Mit Beschluss vom 7. September 1995 zog das Amtsgericht diesen Erbschein wieder ein, nachdem sich herausgestellt hatte, dass der Erblasser tatsächlich am 16. Juni 19… in N… Y… verstorben war,

wohin er im Jahr 19… hatte auswandern können.

Nach einer in Kopie vorliegenden Sterbeurkunde besaß der Erblasser bei seinem Tod die Staatsangehörigkeit der U… …

Mit Schreiben vom 17. März 2010 und vom 7. April 2011 hat der Beteiligte die erneute Ausstellung eines gemeinschaftlichen Erbscheins beantragt,

der wiederum seine Mutter und deren Bruder als Erben zu je ½ ausweisen sollte.

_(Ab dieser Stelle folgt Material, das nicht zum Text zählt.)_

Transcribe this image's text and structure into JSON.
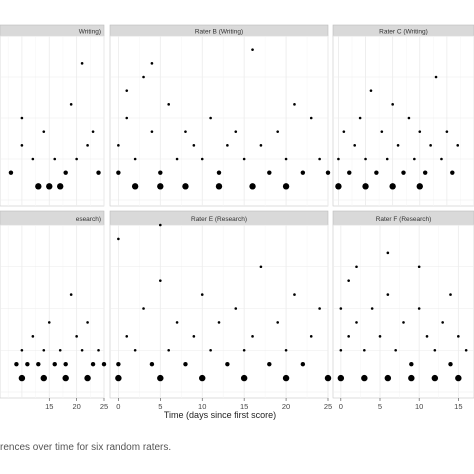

Der Erbschein werde wegen eines im Bezirk des Amtsgerichts Königs-Wusterhausen belegenen Grundstücks benötigt.

Am 16. Juni 2010 hat das Amtsgericht neben weiteren Hindernissen auf Bedenken hinsichtlich seiner örtlichen Zuständigkeit hingewiesen und anheimgestellt, einen Verweisungsantrag zu stellen.

Nachdem sich der Beteiligte in der Folgezeit geweigert hat, einen solchen Antrag zu stellen, hat das Amtsgericht die Erbscheinsanträge mit am 7. Juni 2011 zugestelltem Beschluss vom 30. Mai 2011 zurückgewiesen.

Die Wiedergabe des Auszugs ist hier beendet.